Flávio Bolsonaro é o mais rejeitado após divulgação de áudio com Vorcaro, revela pesquisa Atlas/Bloomberg
Flávio Bolsonaro se torna o pré-candidato à Presidência com maior índice de rejeição, segundo pesquisa.
O senador Flávio Bolsonaro (PL) alcançou o título de pré-candidato à Presidência mais rejeitado, conforme dados de uma pesquisa recente. A pesquisa, realizada entre os dias 13 e 18 de maio, revelou um aumento significativo na porcentagem de eleitores que afirmam não votar nele de forma alguma.

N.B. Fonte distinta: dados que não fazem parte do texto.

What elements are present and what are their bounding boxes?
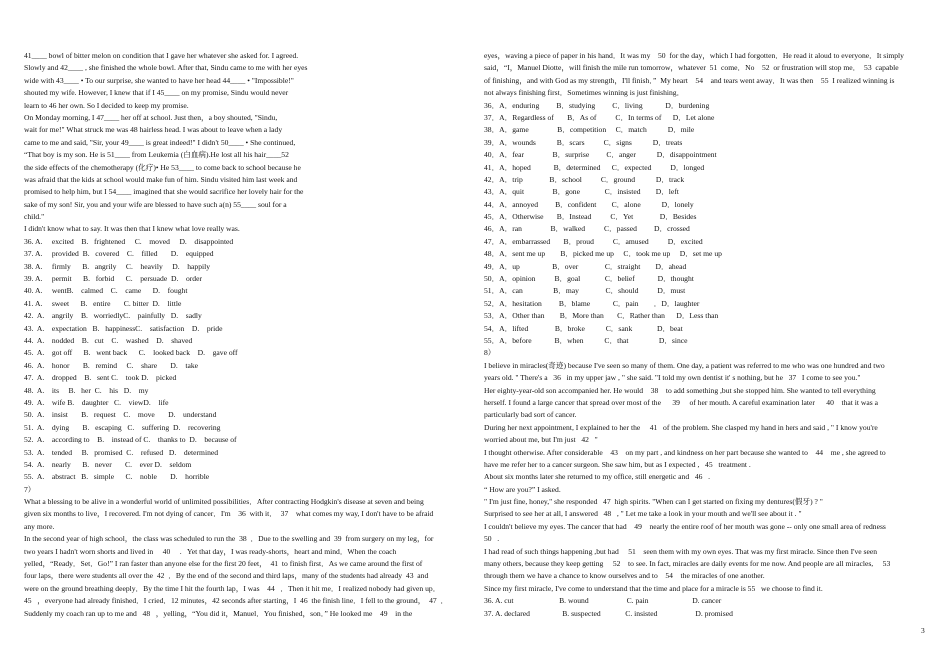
text-line: “ How are you?” I asked. [484, 484, 561, 494]
text-line: 46．A．ran B．walked C．passed D．crossed [484, 224, 690, 234]
text-line: About six months later she returned to my office, still energetic and 46 . [484, 472, 711, 482]
text-line: 50 . [484, 534, 500, 544]
text-line: wait for me!" What struck me was 48 hairless head. I was about to leave when a lady [24, 125, 283, 135]
text-line: 45．A．Otherwise B．Instead C．Yet D．Besides [484, 212, 697, 222]
text-line: Her eighty-year-old son accompanied her. He would 38 to add something ,but she stopped him. She wanted to tell everything [484, 385, 876, 395]
text-line: 48．A．sent me up B．picked me up C．took me up D．set me up [484, 249, 722, 259]
text-line: 42. A. angrily B. worriedlyC. painfully D. sadly [24, 311, 202, 321]
text-line: 45 ，everyone had already finished．I cried．12 minutes，42 seconds after starting，I 46 the finish line．I fell to the ground， 47 ． [24, 596, 449, 606]
text-line: shouted my wife. However, I knew that if I 45____ on my promise, Sindu would never [24, 88, 289, 98]
text-line: 53．A．Other than B．More than C．Rather than D．Less than [484, 311, 719, 321]
text-line: Since my first miracle, I've come to understand that the time and place for a miracle is 55 we choose to find it. [484, 583, 823, 593]
text-line: 51. A. dying B. escaping C. suffering D. recovering [24, 422, 221, 432]
text-line: many others, because they keep getting 52 to see. In fact, miracles are daily events for me now. And people are all miracles, 53 [484, 559, 891, 569]
text-line: " I'm just fine, honey," she responded 47 high spirits. "When can I get started on fixing my dentures(假牙) ? " [484, 497, 823, 507]
text-line: 55．A．before B．when C．that D．since [484, 335, 688, 345]
text-line: 47．A．embarrassed B．proud C．amused D．excited [484, 236, 703, 246]
text-line: 40．A．fear B．surprise C．anger D．disappointment [484, 150, 717, 160]
text-line: not always finishing first．Sometimes winning is just finishing． [484, 88, 685, 98]
text-line: Suddenly my coach ran up to me and 48 ，yelling，“You did it，Manuel．You finished，son．” He looked me 49 in the [24, 608, 413, 618]
text-line: 49. A. wife B. daughter C. viewD. life [24, 397, 169, 407]
text-line: 8） [484, 348, 496, 358]
text-line: have me refer her to a cancer surgeon. She saw him, but as I expected , 45 treatment . [484, 459, 751, 469]
text-line: yelled，“Ready．Set．Go!” I ran faster than anyone else for the first 20 feet， 41 to finish first．As we came around the first of [24, 559, 423, 569]
text-line: 54．A．lifted B．broke C．sank D．beat [484, 323, 683, 333]
text-line: child." [24, 212, 45, 222]
text-line: given six months to live，I recovered. I'm not dying of cancer．I'm 36 with it． 37 what comes my way, I don't have to be afraid [24, 509, 434, 519]
text-line: 42．A．trip B．school C．ground D．track [484, 174, 685, 184]
text-line: 43．A．quit B．gone C．insisted D．left [484, 187, 679, 197]
text-line: Surprised to see her at all, I answered 48 , " Let me take a look in your mouth and we'll see about it . " [484, 509, 802, 519]
text-line: 44．A．annoyed B．confident C．alone D．lonely [484, 199, 694, 209]
text-line: I had read of such things happening ,but had 51 seen them with my own eyes. That was my first miracle. Since then I've seen [484, 546, 878, 556]
text-line: said，“I，Manuel Diotte，will finish the mile run tomorrow，whatever 51 come．No 52 or frustration will stop me． 53 capable [484, 63, 899, 73]
text-line: 36. A. cut B. wound C. pain D. cancer [484, 596, 722, 606]
text-line: “That boy is my son. He is 51____ from Leukemia (白血病).He lost all his hair____52 [24, 150, 289, 160]
text-line: 38. A. firmly B. angrily C. heavily D. happily [24, 261, 211, 271]
text-line: wide with 43____ • To our surprise, she wanted to have her head 44____ • "Impossible!" [24, 75, 294, 85]
text-line: 52．A．hesitation B．blame C．pain ．D．laughter [484, 298, 700, 308]
text-line: 53. A. tended B. promised C. refused D. determined [24, 447, 219, 457]
text-line: promised to help him, but I 54____ imagined that she would sacrifice her lovely hair for the [24, 187, 304, 197]
text-line: particularly bad sort of cancer. [484, 410, 577, 420]
text-line: On Monday morning, I 47____ her off at school. Just then，a boy shouted, "Sindu, [24, 112, 278, 122]
text-line: 7） [24, 484, 36, 494]
text-line: 49．A．up B．over C．straight D．ahead [484, 261, 687, 271]
text-line: 41____ bowl of bitter melon on condition that I gave her whatever she asked for. I agreed. [24, 51, 299, 60]
text-line: sake of my son! Sir, you and your wife are blessed to have such a(n) 55____ soul for a [24, 199, 287, 209]
text-line: What a blessing to be alive in a wonderful world of unlimited possibilities．After contracting Hodgkin's disease at seven and being [24, 497, 424, 507]
text-line: 48. A. its B. her C. his D. my [24, 385, 149, 395]
text-line: 38．A．game B．competition C．match D．mile [484, 125, 695, 135]
text-line: learn to 46 her own. So I decided to keep my promise. [24, 100, 189, 110]
text-line: In the second year of high school，the class was scheduled to run the 38 ．Due to the swelling and 39 from surgery on my leg，for [24, 534, 434, 544]
text-line: was afraid that the kids at school would make fun of him. Sindu visited him last week and [24, 174, 298, 184]
text-line: four laps，there were students all over the 42 ．By the end of the second and third laps，many of the students had already 43 and [24, 571, 429, 581]
text-line: 40. A. wentB. calmed C. came D. fought [24, 286, 188, 296]
text-line: 46. A. honor B. remind C. share D. take [24, 360, 199, 370]
text-line: worried about me, but I'm just 42 " [484, 435, 598, 445]
text-line: 55. A. abstract B. simple C. noble D. horrible [24, 472, 210, 482]
text-line: 47. A. dropped B. sent C. took D. picked [24, 373, 177, 383]
text-line: I didn't know what to say. It was then that I knew what love really was. [24, 224, 240, 234]
text-line: 50．A．opinion B．goal C．belief D．thought [484, 274, 694, 284]
left-column [24, 50, 470, 620]
page-number: 3 [921, 626, 925, 635]
text-line: herself. I found a large cancer that spread over most of the 39 of her mouth. A careful examination later 40 that it was a [484, 397, 878, 407]
text-line: I couldn't believe my eyes. The cancer that had 49 nearly the entire roof of her mouth was gone -- only one small area of redness [484, 521, 886, 531]
text-line: 39. A. permit B. forbid C. persuade D. order [24, 274, 203, 284]
text-line: two years I hadn't worn shorts and lived in 40 . Yet that day，I was ready-shorts，heart and mind．When the coach [24, 546, 397, 556]
text-line: any more. [24, 521, 55, 531]
text-line: During her next appointment, I explained to her the 41 of the problem. She clasped my hand in hers and said , " I know you're [484, 422, 878, 432]
text-line: 43. A. expectation B. happinessC. satisfaction D. pride [24, 323, 223, 333]
text-line: 37. A. declared B. suspected C. insisted D. promised [484, 608, 733, 618]
text-line: 54. A. nearly B. never C. ever D. seldom [24, 459, 192, 469]
text-line: 39．A．wounds B．scars C．signs D．treats [484, 137, 683, 147]
text-line: the side effects of the chemotherapy (化疗)• He 53____ to come back to school because he [24, 162, 301, 172]
text-line: I thought otherwise. After considerable 43 on my part , and kindness on her part because she wanted to 44 me , she agreed to [484, 447, 886, 457]
text-line: 36．A．enduring B．studying C．living D．burdening [484, 100, 710, 110]
text-line: through them we have a chance to know ourselves and to 54 the miracles of one another. [484, 571, 765, 581]
text-line: Slowly and 42____ , she finished the whole bowl. After that, Sindu came to me with her eyes [24, 63, 308, 73]
text-line: 37．A．Regardless of B．As of C．In terms of D．Let alone [484, 112, 715, 122]
text-line: 44. A. nodded B. cut C. washed D. shaved [24, 335, 193, 345]
text-line: eyes，waving a piece of paper in his hand．It was my 50 for the day，which I had forgotten．He read it aloud to everyone．It simply [484, 51, 904, 60]
text-line: years old. " There's a 36 in my upper jaw , " she said. "I told my own dentist it' s nothing, but he 37 I come to see you." [484, 373, 861, 383]
text-line: 50. A. insist B. request C. move D. understand [24, 410, 217, 420]
right-column [484, 50, 932, 620]
text-line: 37. A. provided B. covered C. filled D. equipped [24, 249, 214, 259]
text-line: 41．A．hoped B．determined C．expected D．longed [484, 162, 705, 172]
text-line: came to me and said, "Sir, your 49____ is great indeed!" I didn't 50____ • She continued, [24, 137, 296, 147]
text-line: 52. A. according to B. instead of C. thanks to D. because of [24, 435, 237, 445]
text-line: 41. A. sweet B. entire C. bitter D. little [24, 298, 182, 308]
text-line: of finishing，and with God as my strength，I'll finish．” My heart 54 and tears went away．It was then 55 I realized winning is [484, 75, 895, 85]
text-line: I believe in miracles(奇迹) because I've seen so many of them. One day, a patient was referred to me who was one hundred and two [484, 360, 885, 370]
text-line: 45. A. got off B. went back C. looked back D. gave off [24, 348, 238, 358]
text-line: were on the ground breathing deeply．By the time I hit the fourth lap，I was 44 ．Then it hit me．I realized nobody had given up． [24, 583, 441, 593]
text-line: 36. A. excited B. frightened C. moved D. disappointed [24, 236, 234, 246]
text-line: 51．A．can B．may C．should D．must [484, 286, 686, 296]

O percentual de entrevistados que disseram que não votariam em Flávio Bolsonaro subiu de 49,8% em abril para 52% em maio. Essa mudança fez com que ele superasse outros candidatos em termos de rejeição, incluindo o ex-presidente Lula, que registrou uma leve queda de 51% para 50,6% no mesmo período.
O ex-presidente Jair Bolsonaro (PL) também enfrenta rejeição, com 49,1% dos entrevistados afirmando que não votariam nele. A ex-primeira-dama Michelle Bolsonaro (PL), que é considerada uma possível substituta de Flávio na corrida presidencial, apresenta uma rejeição de 45,6%.
Na lista de rejeições, seguem os pré-candidatos Romeu Zema (Novo), com 42,2%, e Ronaldo Caiado (PSD), com 38%. O pré-candidato Renan Santos (Missão) é o que apresenta a menor taxa de rejeição, com 37,8%.
Além disso, a pesquisa indicou que 47,4% dos eleitores expressaram preocupação com a possibilidade da eleição de Flávio Bolsonaro. Em comparação, 40,5% temem a reeleição de Lula, enquanto 11% afirmaram que ambos os cenários os preocupam igualmente.
Um mês antes da pesquisa, o cenário mostrava um empate técnico, com 47,3% dos entrevistados temendo a reeleição de Lula e 45,4% a eleição de Flávio Bolsonaro. Apenas 7,2% manifestaram preocupação com ambos os resultados.
Os dados foram coletados através de questionários online aplicados a 5.032 brasileiros com 16 anos ou mais, utilizando uma metodologia de recrutamento digital aleatório. A margem de erro da pesquisa é de 1 ponto porcentual, para mais ou para menos, e o levantamento foi registrado no Tribunal Superior Eleitoral (TSE) sob o protocolo correspondente.